“A crase não foi feita pra humilhar ninguém.” A frase de Ferreira Gullar fez escola. José Cândido de Carvalho adaptou-a para o sinalzinho de pontuação responsável por um mar de vítimas. “A vírgula”, escreveu ele, “não foi feita pra humilhar ninguém”. É verdade. Uma e outra têm papel definido. Contribuem para a clareza da mensagem. Dois casos servem de exemplo.
Um
Circula na internet uma brincadeirinha divertida. Ela joga com os diferentes sentidos decorrentes da presença ou da ausência da crase. Veja:
Se você me desse a tarde, eu alegremente a trocaria por uma crase.
Do jeito que está, a tarde funciona como objeto direto. Ela completa o sentido do verbo dar. A gente dá alguma coisa — dinheiro, presente, boa notícia. No caso, a pessoa dá a parte do dia em que o Sol começa a voltar pra casa. Belo e poético presente. Mas o receptor se dispõe a abrir mão dele. Prefere trocá-lo por algo que não está expresso, mas apenas subentendido:
Se você me desse à tarde, eu alegremente a trocaria por uma crase.

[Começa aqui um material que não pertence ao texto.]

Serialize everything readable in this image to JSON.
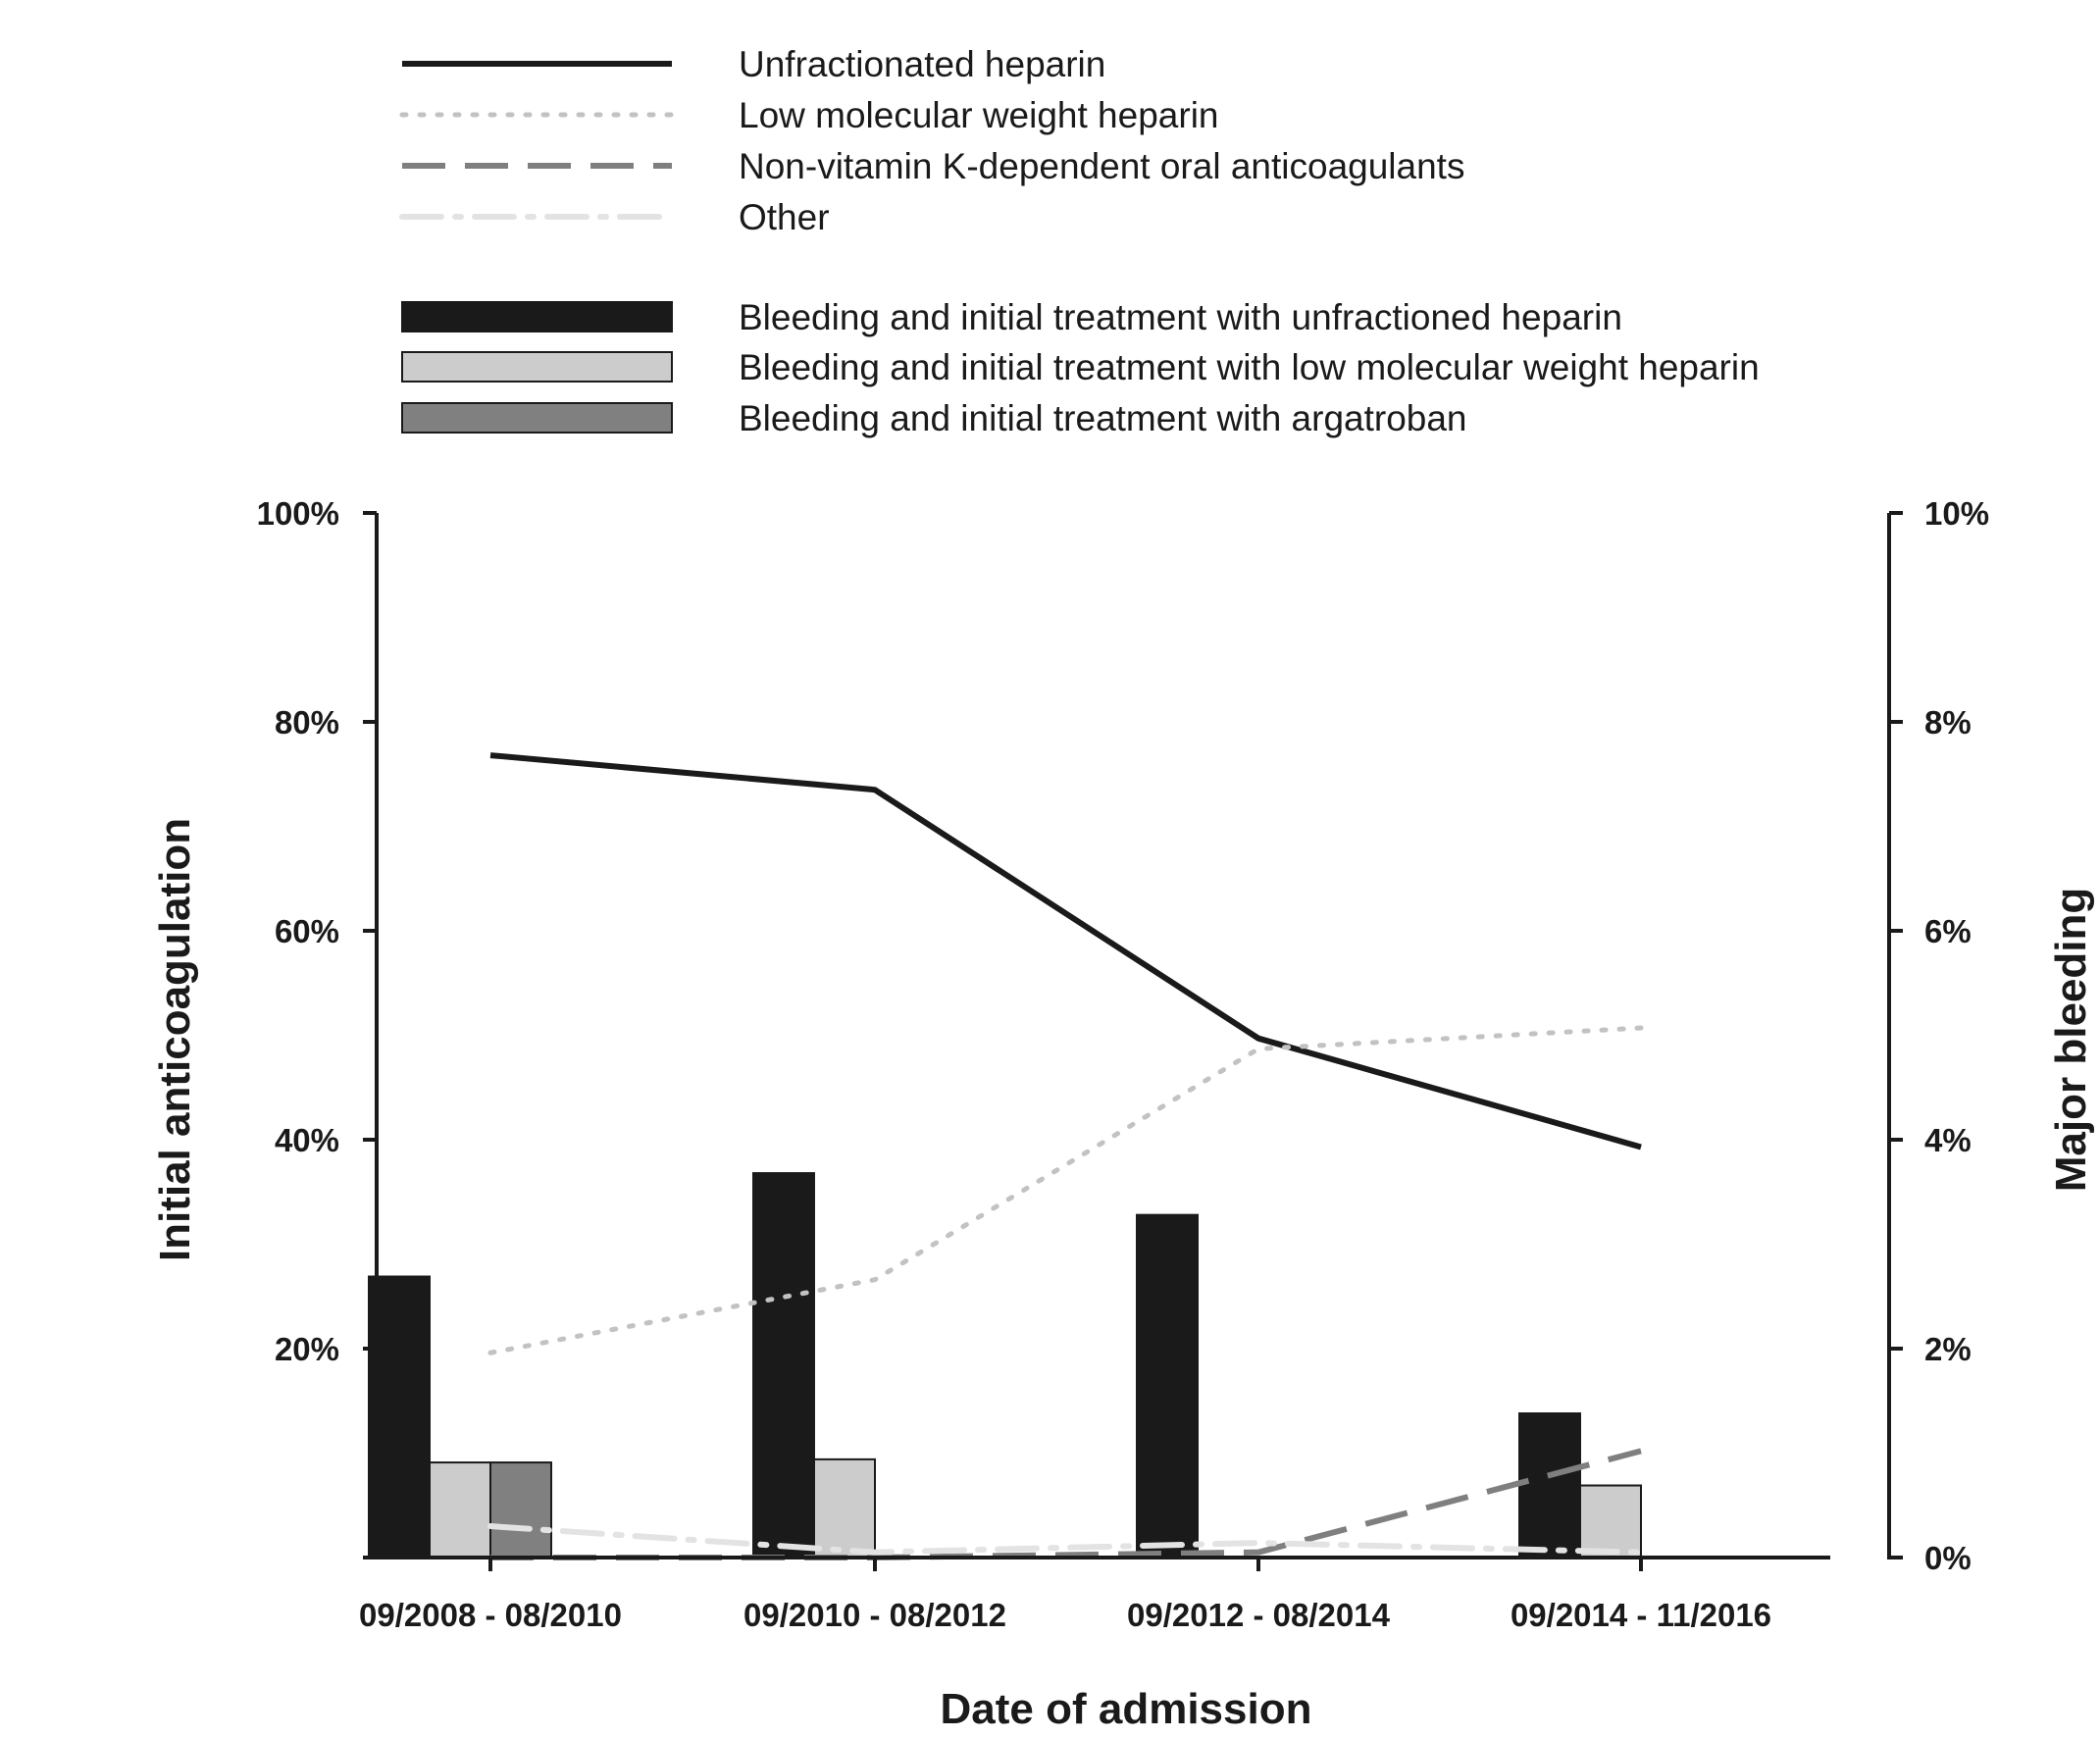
{
  "chart_data": {
    "type": "bar+line",
    "categories": [
      "09/2008 - 08/2010",
      "09/2010 - 08/2012",
      "09/2012 - 08/2014",
      "09/2014 - 11/2016"
    ],
    "xlabel": "Date of admission",
    "ylabel_left": "Initial anticoagulation",
    "ylabel_right": "Major bleeding",
    "ylim_left": [
      0,
      100
    ],
    "ylim_right": [
      0,
      10
    ],
    "yticks_left": [
      "",
      "20%",
      "40%",
      "60%",
      "80%",
      "100%"
    ],
    "yticks_right": [
      "0%",
      "2%",
      "4%",
      "6%",
      "8%",
      "10%"
    ],
    "line_series": [
      {
        "name": "Unfractionated heparin",
        "values": [
          76.8,
          73.5,
          49.7,
          39.3
        ],
        "color": "#1a1a1a",
        "dash": "solid"
      },
      {
        "name": "Low molecular weight heparin",
        "values": [
          19.6,
          26.6,
          48.7,
          50.7
        ],
        "color": "#c2c2c2",
        "dash": "dotted"
      },
      {
        "name": "Non-vitamin K-dependent oral anticoagulants",
        "values": [
          0,
          0,
          0.5,
          10.2
        ],
        "color": "#7f7f7f",
        "dash": "dashed"
      },
      {
        "name": "Other",
        "values": [
          3.0,
          0.5,
          1.4,
          0.5
        ],
        "color": "#e3e3e3",
        "dash": "dashdot"
      }
    ],
    "bar_series": [
      {
        "name": "Bleeding and initial treatment with unfractioned heparin",
        "values": [
          2.69,
          3.68,
          3.28,
          1.38
        ],
        "color": "#1a1a1a"
      },
      {
        "name": "Bleeding and initial treatment with low molecular weight heparin",
        "values": [
          0.91,
          0.94,
          0,
          0.69
        ],
        "color": "#cccccc"
      },
      {
        "name": "Bleeding and initial treatment with argatroban",
        "values": [
          0.91,
          0,
          0,
          0
        ],
        "color": "#808080"
      }
    ],
    "legend_placement": "top"
  }
}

À tarde, assim, com acentinho grave, muda o enredo da novela. Em vez de complemento romântico, torna-se adjunto adverbial de tempo. O objeto fica em aberto, entregue ao gosto do freguês. Marcelo Abreu comentou: “Como se diz no Maranhão, é crase cheia de saliência. Com ela, a história mudaria completamente”.
Dois
O amor bate à porta
E tudo é festa.
O amor bate a porta
E nada resta.
A quadra, do piauiense Cineas Santos, também brinca com o acento grave. Como no exemplo anterior, o autor joga com as possibilidades da língua. À porta funciona como adjunto adverbial de lugar. Toc, toc, toc, anuncia ele, louco para entrar.
Em “bate a porta”, porta funciona como complemento do verbo bater. Podemos bater o bolo, bater o ponto, bater o prego. Ele pummmmmmm! Adeus, para nunca mais.
Por falar em crase
Vamos combinar? Só pode brincar com crases & cia. quem conhece as possibilidades da língua. É o caso dos autores analisados. Eles dominam as manhas do acento grave. Não é difícil. Quer ver?
1. Só ocorre crase se dois aa se encontrarem. O casório se dá quando a preposição a encontra outro a. Pode ser o artigo definido, o pronome demonstrativo a, ou o a inicial dos pronomes aquele, aquela, aquilo: O cão é fiel à dona. Entreguei o relatório àquele senador. Fez referência à tradução à qual nos temos dedicado.
2. Excluindo-se o caso dos demonstrativos, só haverá crase antes de palavra feminina, clara ou subentendida: Obedecemos à lei. Fui à Editora Nacional e à (editora) Globo. Canta à (moda de, maneira de) Julio Iglesias.
3. Use a crase em locuções adverbiais, prepositivas e conjuntivas formadas por palavras femininas: à vista, às vezes, às escuras, às pressas, à noite, à tarde, à moda de, às apalpadelas, às tontas, às claras, à direita, à esquerda, à uma hora, à base de, à custa de, à força de, à espera de, à medida que, à proporção que.
Superdica
Forma fácil de descobrir se ocorre crase é substituir a palavra feminina por uma masculina (não precisa ser sinônima). Apareceu ao? Sinal de acento grave:
Fiel à dona. Fiel ao dono.
Fez referência à tradução (ao texto) à qual (texto ao qual) nos temos dedicado.
Saiu à uma hora. Saiu ao meio-dia.
Visitou a amiga. Visitou o amigo.
Leitor pergunta
Vou a Brasília? Vou à Brasília? Nunca sei.
Sara Souza, Guarujá
Substitua o verbo ir por voltar e oriente-se pela quadra:
Se, ao voltar, volto da,
Craseio o a.
Se, ao voltar, volto de,
Crasear pra quê?
Volto de Brasília.
Volto de? Crasear pra quê? Vou a Brasília.